The use of honey as a cosmetic in Ancient Greece dates all the way back to 5000 BC, when skincare was based on bee products, goat’s milk, flowers, herbs, and olive oil. Greek women enjoyed honey and milk baths as part of their nightly beauty regime. Now that’s a lot of goat’s milk!


WHITE LEAD

An Ancient Greek cosmetic foundation called fucus was made from powdered chalk and white lead. Women in classical antiquity were unaware of lead poisoning, so they freely painted their faces with the toxic metal to create pale, radiant complexions. They also slathered on a lead-based facial masks to clear up blemishes and remove impurities from their skin. Don’t do this at home, girls!


CHARCOAL

This sooty, black substance – usually made from sticks of charred wood – proved useful as eye makeup. Like the Egyptians, Greek women defined and emphasised their eyes by staining them with black powders. They used charcoal, soot, and ashes as eyeliner, brow filler, and eye shadow. They also used kohl or powdered antimony, another toxic chemical similar to lead.
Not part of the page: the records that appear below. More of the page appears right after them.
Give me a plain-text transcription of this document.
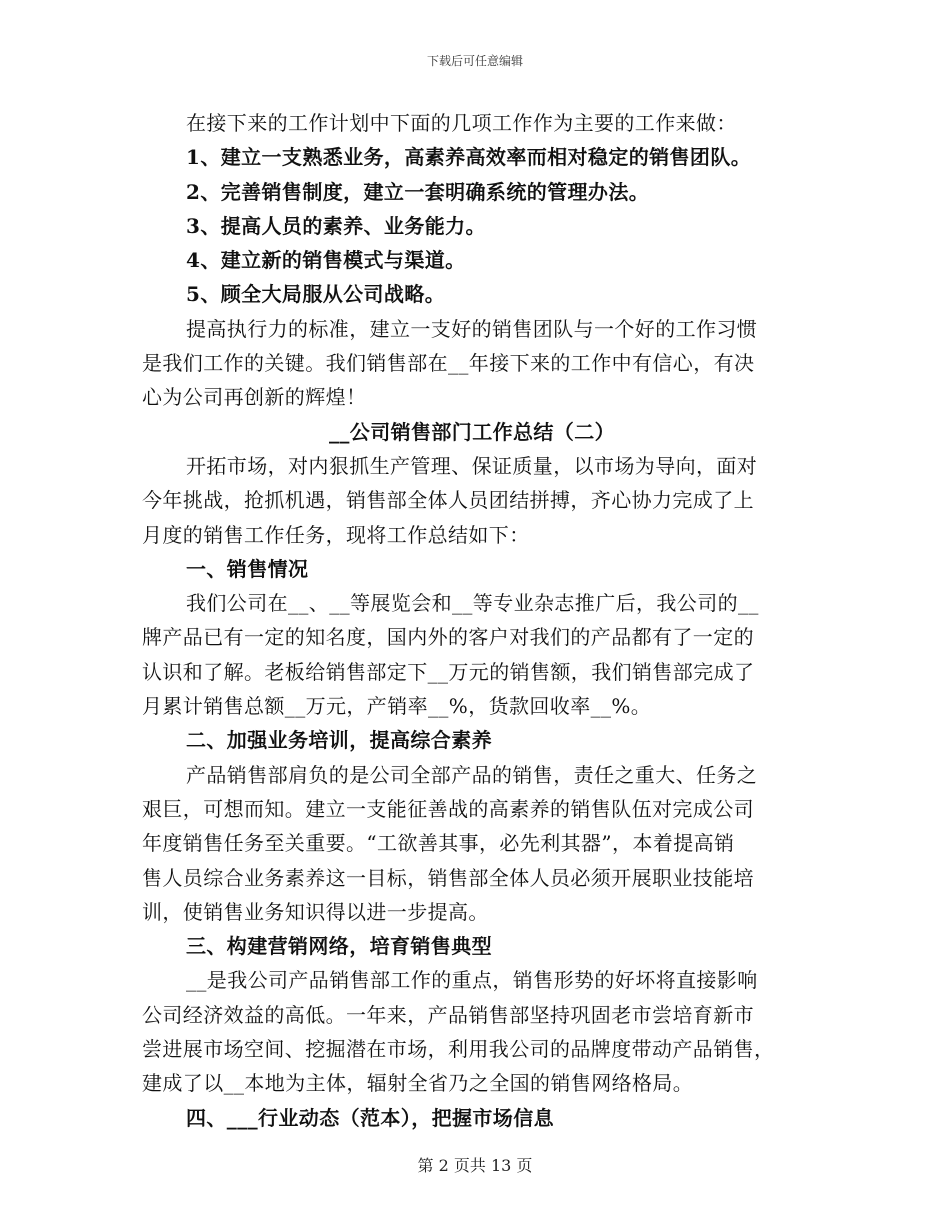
下载后可任意编辑
在接下来的工作计划中下面的几项工作作为主要的工作来做：
1、建立一支熟悉业务，高素养高效率而相对稳定的销售团队。
2、完善销售制度，建立一套明确系统的管理办法。
3、提高人员的素养、业务能力。
4、建立新的销售模式与渠道。
5、顾全大局服从公司战略。
提高执行力的标准，建立一支好的销售团队与一个好的工作习惯
是我们工作的关键。我们销售部在__年接下来的工作中有信心，有决
心为公司再创新的辉煌！
__公司销售部门工作总结（二）
开拓市场，对内狠抓生产管理、保证质量，以市场为导向，面对
今年挑战，抢抓机遇，销售部全体人员团结拼搏，齐心协力完成了上
月度的销售工作任务，现将工作总结如下：
一、销售情况
我们公司在__、__等展览会和__等专业杂志推广后，我公司的__
牌产品已有一定的知名度，国内外的客户对我们的产品都有了一定的
认识和了解。老板给销售部定下__万元的销售额，我们销售部完成了
月累计销售总额__万元，产销率__%，货款回收率__%。
二、加强业务培训，提高综合素养
产品销售部肩负的是公司全部产品的销售，责任之重大、任务之
艰巨，可想而知。建立一支能征善战的高素养的销售队伍对完成公司
年度销售任务至关重要。“工欲善其事，必先利其器”，本着提高销
售人员综合业务素养这一目标，销售部全体人员必须开展职业技能培
训，使销售业务知识得以进一步提高。
三、构建营销网络，培育销售典型
__是我公司产品销售部工作的重点，销售形势的好坏将直接影响
公司经济效益的高低。一年来，产品销售部坚持巩固老市尝培育新市
尝进展市场空间、挖掘潜在市场，利用我公司的品牌度带动产品销售，
建成了以__本地为主体，辐射全省乃之全国的销售网络格局。
四、___行业动态（范本），把握市场信息
第 2 页共 13 页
NATURAL PIGMENTS AND VEGETABLE DYES

Many herbs, flowers, vegetables, and fruits indigenous to Greece found their way into ancient cosmetics. Roses, anemones, mulberries, lotus flowers, marigolds, lavender, and chamomile are just a few examples. They were also known to create beauty products from natural pigments, plant roots, red wine and mastic, an aromatic resin. Red vegetable dyes – such as beetroot – were especially common to give a flourishing, rose-pink hue to the lips and cheeks.